Es wäre weder den europäischen Bürgern, der europäischen Industrie noch dem Klima geholfen, wenn Europa zwar bester „Klima-Streber“, aber industriell geschwächt und nicht mehr wettbewerbsfähig wäre. Eine Rückbesinnung auf Erfindergeist und Unternehmertum in Verbindung mit der Schaffung technologieoffener Rahmenbedingungen für CO2-reduzierende Innovationen, ohne dazu ein europäisches Bürokratiemonster aufzubauen – das ist der Weg, den ich persönlich für vielversprechend halte.

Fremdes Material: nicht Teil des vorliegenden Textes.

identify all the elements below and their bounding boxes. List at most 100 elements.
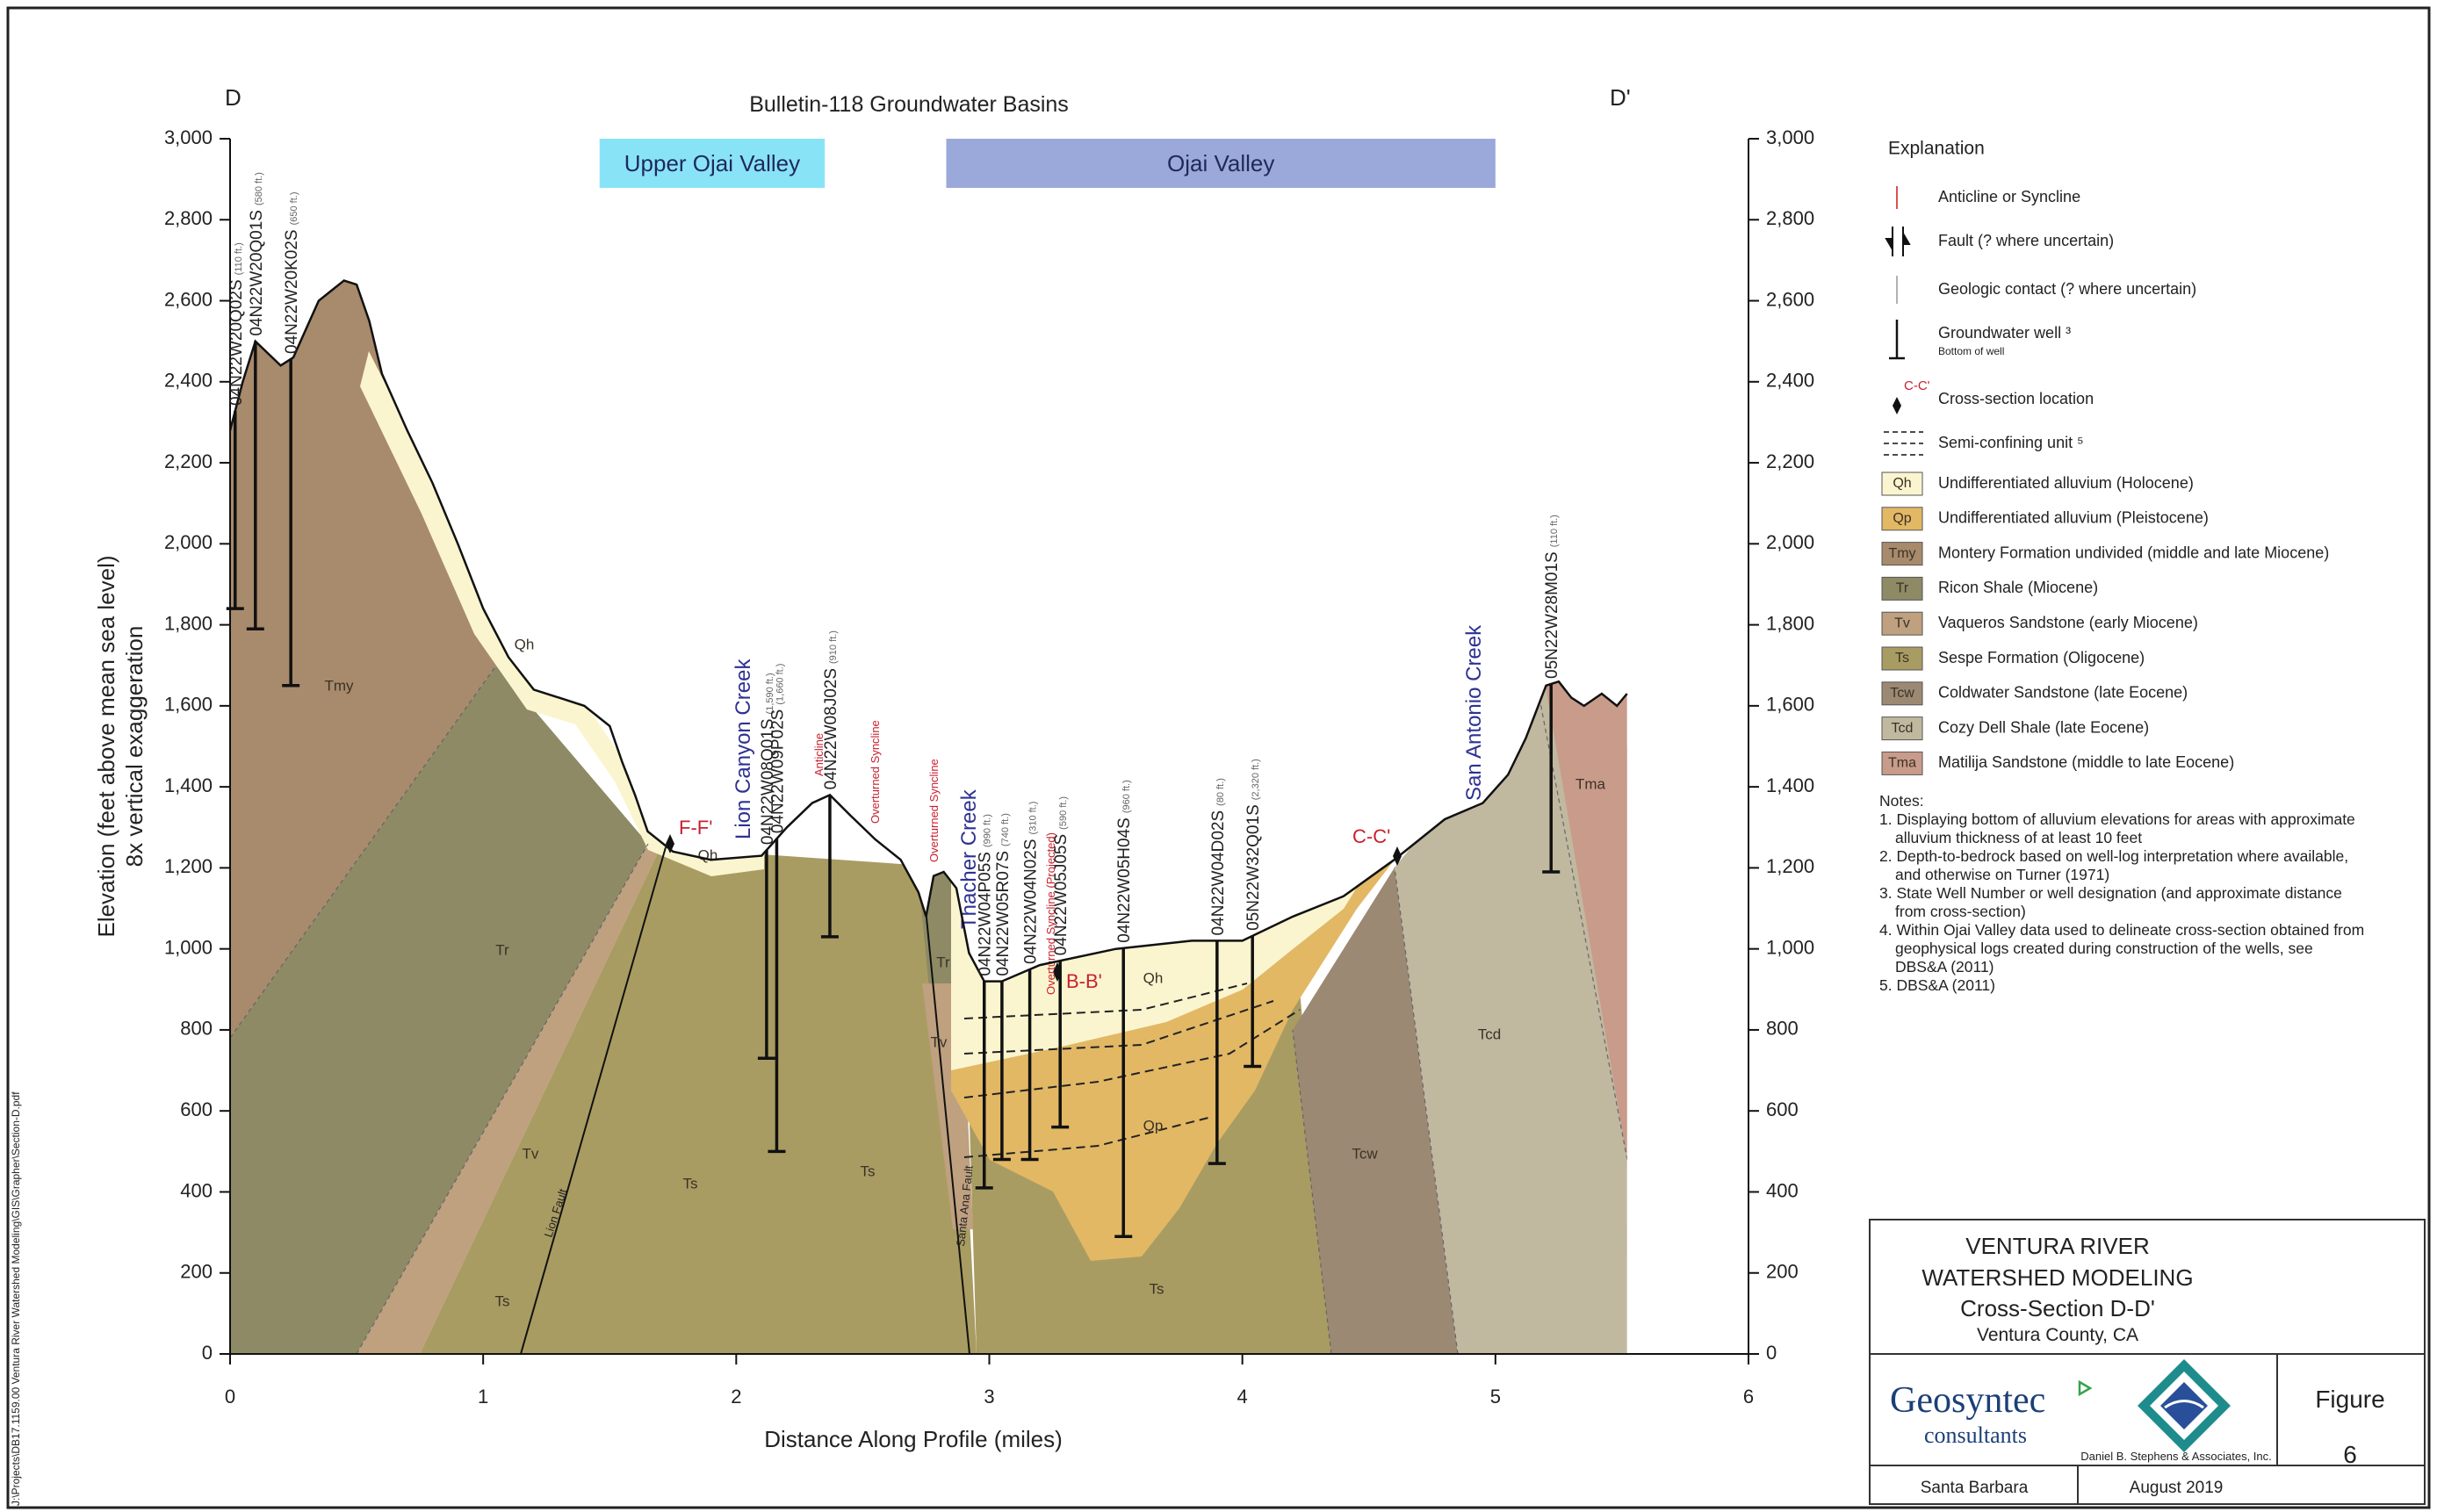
y-tick-label: 2,800 xyxy=(164,207,213,229)
note-line: from cross-section) xyxy=(1895,903,2026,920)
well-name: 05N22W28M01S xyxy=(1543,551,1561,679)
structure-label: Overturned Syncline xyxy=(869,720,882,824)
basin-header: Bulletin-118 Groundwater Basins xyxy=(749,92,1069,117)
legend-code: Tmy xyxy=(1888,546,1915,561)
title-line: Cross-Section D-D' xyxy=(1960,1295,2155,1321)
creek-label: Lion Canyon Creek xyxy=(732,659,755,839)
note-line: 5. DBS&A (2011) xyxy=(1879,976,1995,994)
well-name: 04N22W05R07S xyxy=(994,851,1013,976)
x-tick-label: 2 xyxy=(731,1386,741,1408)
note-line: 2. Depth-to-bedrock based on well-log in… xyxy=(1879,847,2348,865)
well-label: 04N22W05J05S (590 ft.) xyxy=(1052,796,1071,955)
legend-title: Explanation xyxy=(1888,139,1985,159)
geology xyxy=(230,139,1669,1354)
legend-label: Cross-section location xyxy=(1938,390,2094,407)
unit-label: Ts xyxy=(861,1163,876,1179)
legend-label: Fault (? where uncertain) xyxy=(1938,232,2114,249)
y-tick-label-right: 2,000 xyxy=(1766,531,1814,553)
y-tick-label-right: 2,200 xyxy=(1766,450,1814,472)
legend-sublabel: Bottom of well xyxy=(1938,345,2004,357)
x-tick-label: 5 xyxy=(1490,1386,1501,1408)
figure-label: Figure xyxy=(2315,1386,2384,1413)
date: August 2019 xyxy=(2130,1479,2224,1497)
basin-label: Ojai Valley xyxy=(1167,150,1274,176)
y-tick-label: 1,000 xyxy=(164,936,213,958)
well-distance: (110 ft.) xyxy=(234,242,244,275)
legend-label: Vaqueros Sandstone (early Miocene) xyxy=(1938,614,2198,631)
legend-code: Ts xyxy=(1895,651,1909,666)
well-name: 04N22W05J05S xyxy=(1052,834,1071,955)
unit-label: Tr xyxy=(495,941,509,958)
well-name: 04N22W04P05S xyxy=(977,852,995,976)
legend-code: Tcw xyxy=(1890,686,1914,701)
partner-logo xyxy=(2138,1359,2231,1452)
unit-label: Tcd xyxy=(1478,1026,1501,1042)
well-distance: (110 ft.) xyxy=(1549,515,1560,547)
page: {"chart_data": { "type": "cross-section"… xyxy=(0,0,2437,1512)
structure-label: Overturned Syncline xyxy=(927,759,941,862)
well-distance: (580 ft.) xyxy=(254,172,264,205)
well-label: 04N22W08J02S(910 ft.) xyxy=(822,630,840,789)
well-distance: (960 ft.) xyxy=(1121,780,1132,813)
legend-code: Tma xyxy=(1888,756,1916,771)
y-axis-label: Elevation (feet above mean sea level) xyxy=(93,555,119,937)
unit-label: Tv xyxy=(931,1033,948,1050)
cross-section-label: C-C' xyxy=(1352,825,1390,847)
well-name: 04N22W20K02S xyxy=(283,229,301,354)
note-line: geophysical logs created during construc… xyxy=(1895,940,2313,957)
y-tick-label-right: 0 xyxy=(1766,1342,1777,1364)
well-name: 04N22W09P02S xyxy=(768,709,787,834)
legend-code: Qh xyxy=(1893,476,1911,491)
legend-label: Geologic contact (? where uncertain) xyxy=(1938,280,2196,298)
note-line: DBS&A (2011) xyxy=(1895,958,1994,976)
y-tick-label: 2,000 xyxy=(164,531,213,553)
creek-label: San Antonio Creek xyxy=(1462,624,1486,801)
legend-label: Semi-confining unit ⁵ xyxy=(1938,434,2084,451)
legend-label: Matilija Sandstone (middle to late Eocen… xyxy=(1938,753,2234,771)
cross-section-label: B-B' xyxy=(1066,970,1102,992)
section-start: D xyxy=(225,84,242,111)
y-tick-label: 1,600 xyxy=(164,694,213,716)
unit-label: Tcw xyxy=(1352,1145,1378,1162)
x-tick-label: 1 xyxy=(478,1386,488,1408)
legend-symbol xyxy=(1886,227,1909,256)
legend-code: Tcd xyxy=(1892,721,1914,736)
y-tick-label-right: 2,400 xyxy=(1766,370,1814,392)
y-tick-label: 800 xyxy=(180,1018,213,1040)
y-tick-label: 600 xyxy=(180,1098,213,1120)
well-label: 04N22W05R07S (740 ft.) xyxy=(994,813,1013,976)
note-line: 4. Within Ojai Valley data used to delin… xyxy=(1879,921,2364,939)
unit-label: Qh xyxy=(1143,969,1164,986)
unit-label: Tr xyxy=(936,954,950,970)
title-line: WATERSHED MODELING xyxy=(1921,1264,2193,1291)
x-tick-label: 4 xyxy=(1237,1386,1248,1408)
well-distance: (740 ft.) xyxy=(1000,813,1011,846)
y-tick-label-right: 800 xyxy=(1766,1018,1799,1040)
y-tick-label: 400 xyxy=(180,1179,213,1201)
legend-code: Tr xyxy=(1896,581,1909,596)
y-tick-label-right: 1,800 xyxy=(1766,612,1814,634)
x-tick-label: 0 xyxy=(225,1386,235,1408)
y-tick-label: 2,600 xyxy=(164,288,213,310)
well-distance: (2,320 ft.) xyxy=(1251,759,1261,800)
legend-label: Ricon Shale (Miocene) xyxy=(1938,579,2098,596)
fault-arrow xyxy=(1903,234,1909,244)
legend-code: Tv xyxy=(1894,616,1910,630)
legend-code: Qp xyxy=(1893,511,1911,526)
x-tick-label: 3 xyxy=(984,1386,994,1408)
unit-label: Qh xyxy=(698,846,718,863)
unit-label: Ts xyxy=(1150,1280,1164,1297)
legend-label: Undifferentiated alluvium (Pleistocene) xyxy=(1938,509,2209,527)
y-tick-label: 2,200 xyxy=(164,450,213,472)
unit-label: Ts xyxy=(495,1292,510,1309)
y-tick-label-right: 600 xyxy=(1766,1098,1799,1120)
well-name: 04N22W05H04S xyxy=(1115,817,1134,943)
well-label: 04N22W20K02S(650 ft.) xyxy=(283,192,301,354)
legend-label: Groundwater well ³ xyxy=(1938,324,2071,342)
figure-number: 6 xyxy=(2343,1441,2357,1468)
y-tick-label: 1,800 xyxy=(164,612,213,634)
well-name: 05N22W32Q01S xyxy=(1244,804,1263,931)
well-distance: (590 ft.) xyxy=(1058,796,1069,830)
title-block: VENTURA RIVER WATERSHED MODELING Cross-S… xyxy=(1870,1220,2425,1504)
well-distance: (1,590 ft.) xyxy=(765,673,775,714)
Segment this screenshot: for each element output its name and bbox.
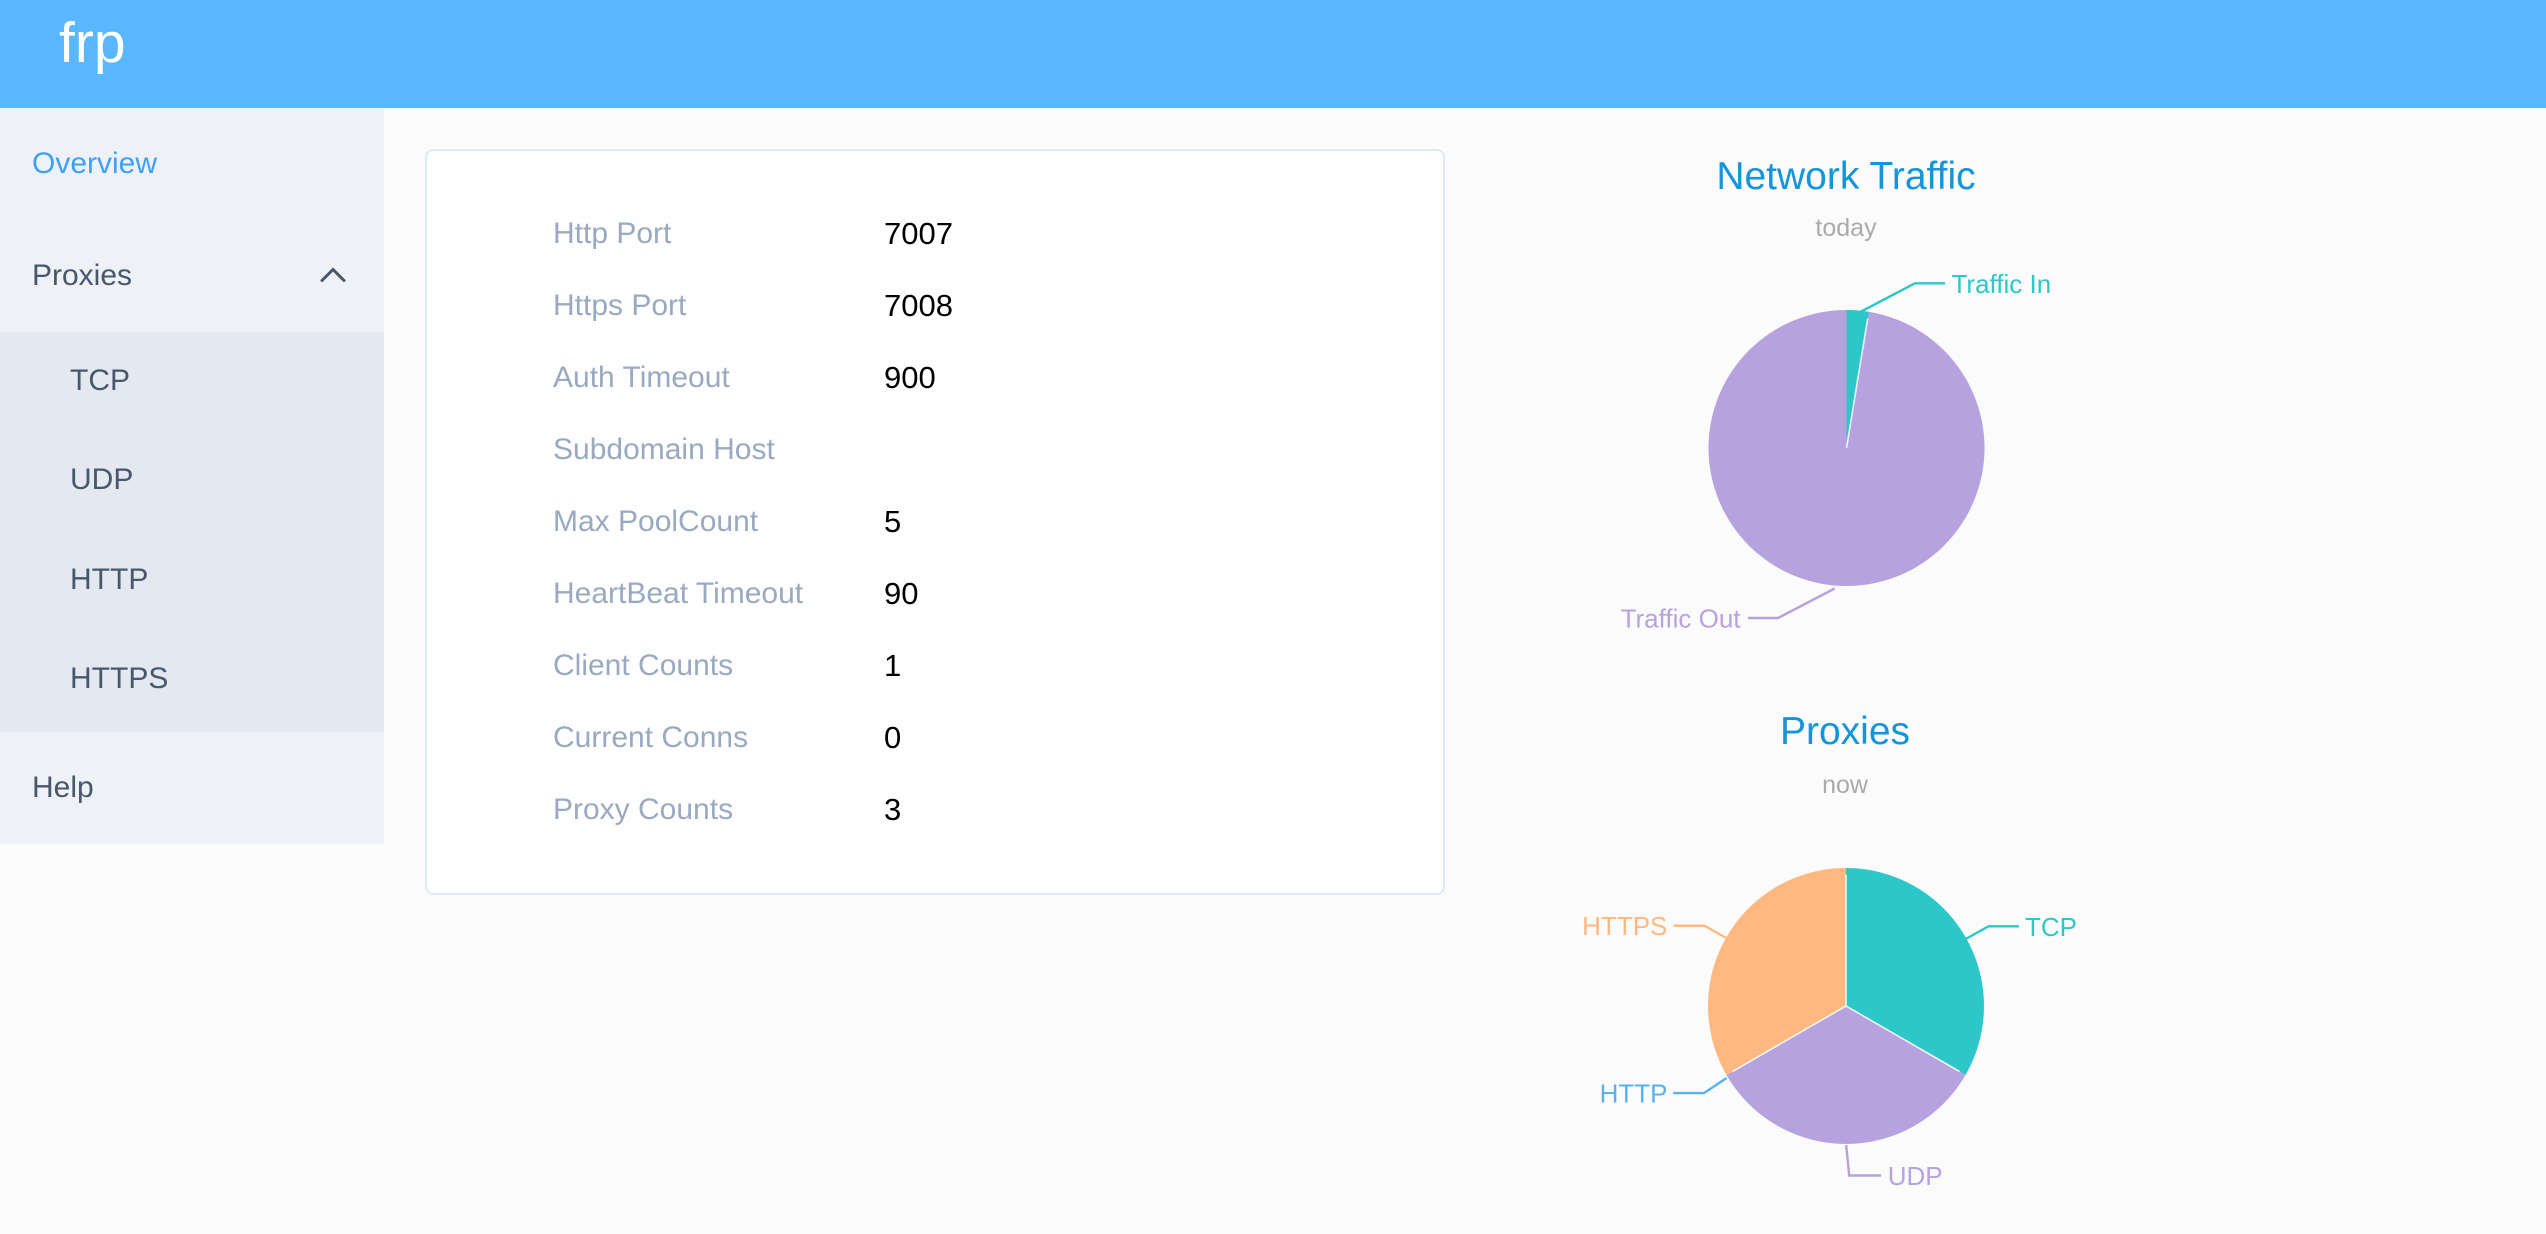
svg-text:HTTP: HTTP [1600,1079,1668,1109]
svg-text:now: now [1822,771,1869,799]
svg-text:UDP: UDP [1888,1161,1943,1191]
svg-text:TCP: TCP [2025,912,2077,942]
svg-text:Traffic Out: Traffic Out [1621,604,1742,634]
svg-text:today: today [1815,214,1877,242]
svg-text:Network Traffic: Network Traffic [1716,155,1975,198]
svg-text:HTTPS: HTTPS [1582,911,1667,941]
svg-text:Proxies: Proxies [1780,710,1910,753]
svg-text:Traffic In: Traffic In [1952,269,2052,299]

Unser Kolumnist Prof. Dr. Constantin May hat sich den Erhalt industrieller Wertschöpfung im deutschsprachigen Raum zur Lebensaufgabe gemacht. Den Schlüssel dafür sieht er in der Qualifizierung und dem Kompetenzaufbau bei allen Menschen, die in der Industrie arbeiten und in der Umsetzung betrieblicher Verbesserungssysteme wie Operational Excellence und Lean Management. Dafür hat er im Jahr 2005 das CETPM gegründet, ein  Weiterbildungsinstitut an der Hochschule Ansbach.

Professor May studierte Wirtschaftsingenieurwesen an der Technischen Universität Kaiserslautern und wurde im Anschluss Unternehmensberater bei der IDS Scheer AG. Nach der Tätigkeit als wissenschaftlicher Mitarbeiter an der Wirtschaftswissenschaftlichen Fakultät Ingolstadt promovierte er über den Einsatz Künstlicher Intelligenz im Produktionsbereich an der Technischen Universität Kaiserslautern.

Danach war Professor May in verschiedenen Führungspositionen im Automotive-Bereich tätig, dabei auch längere Zeit in China und Südkorea. Seit 1999 lehrt und forscht er im Bereich Produktionsmanagement und Logistik an der Hochschule Ansbach. Professor May ist vielfacher Buchautor, Verleger des Deutschen Management Verlags sowie gefragter Experte im In- und Ausland.